Citigroup (C, Financial) has predicted the S&P 500 will reach the 6,500 milestone by year-end 2025 due to steady earnings growth and sectoral diversification. However, the projection advocates mid-single-digit returns based on 13 percent earnings growth, which is slightly below the consensus of 14 percent.
Citi modeled its bull case target at 6,900 and its bear case floor at 5,100. The firm expects significant volatility vs the more stable performance seen in 2024 while noting that valuations remain high, skewing risk to the downside.
Citi's forecast relies on the 'no cycle' economic theory, absent the traditional late-cycle dynamics, as a result of Federal Reserve policies. Strategists led by Scott T. Chronert say such growth will be driven by further advancement of AI and possible productivity gains. But they say today's valuations imply markets already include expected enhanced returns.

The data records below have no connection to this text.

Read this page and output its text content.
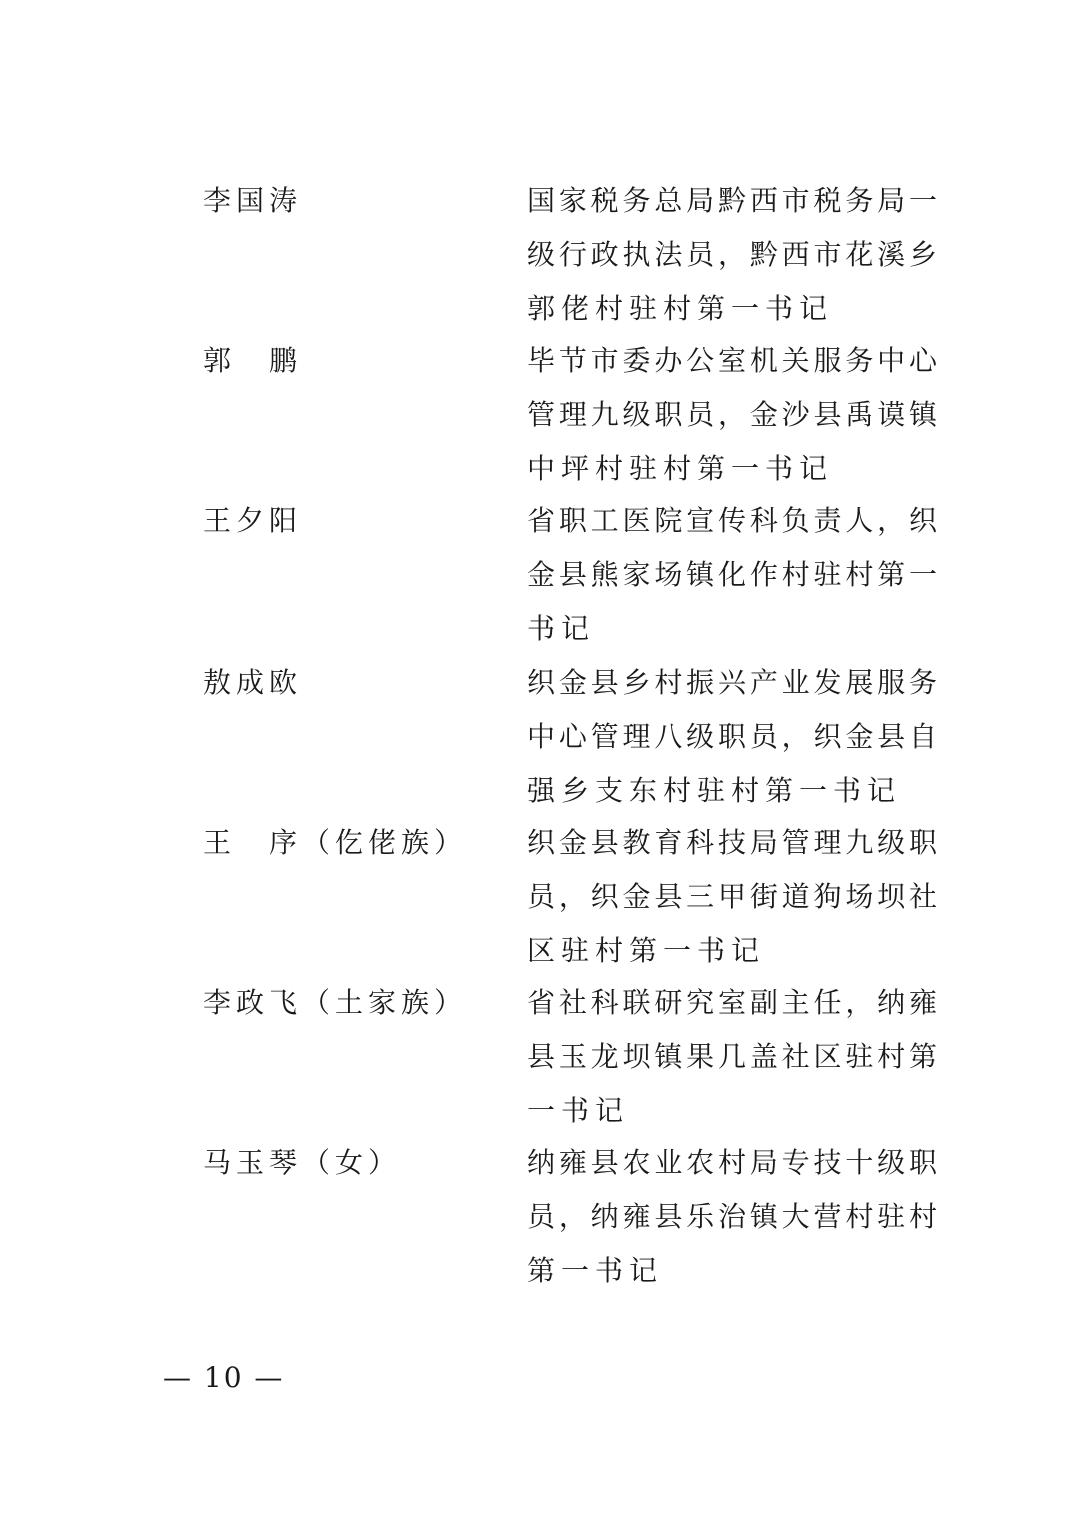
李国涛	国家税务总局黔西市税务局一
级行政执法员，黔西市花溪乡
郭佬村驻村第一书记
郭　鹏	毕节市委办公室机关服务中心
管理九级职员，金沙县禹谟镇
中坪村驻村第一书记
王夕阳	省职工医院宣传科负责人，织
金县熊家场镇化作村驻村第一
书记
敖成欧	织金县乡村振兴产业发展服务
中心管理八级职员，织金县自
强乡支东村驻村第一书记
王　序（仡佬族） 织金县教育科技局管理九级职
员，织金县三甲街道狗场坝社
区驻村第一书记
李政飞（土家族） 省社科联研究室副主任，纳雍
县玉龙坝镇果几盖社区驻村第
一书记
马玉琴（女）	纳雍县农业农村局专技十级职
员，纳雍县乐治镇大营村驻村
第一书记
— 10 —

Grasping the earnings should be influenced by policy uncertainties, among them former President Trump's possible return. Citi says deregulatory and tax reforms can provide long-term economic benefits, although tariffs may dampen short-term results.
Citi suggests that during pullbacks, investors engage in tactical investment in underperforming sectors, mid- and small-cap stocks. Mega-cap stocks such as the "Magnificent Seven" are relied on, and participation is deemed critical to broader market participation.
Citi warns investors to be cautious as the bull market approaches its third year. Growth potential is pitted against the risks of stretched valuations and policy shifts.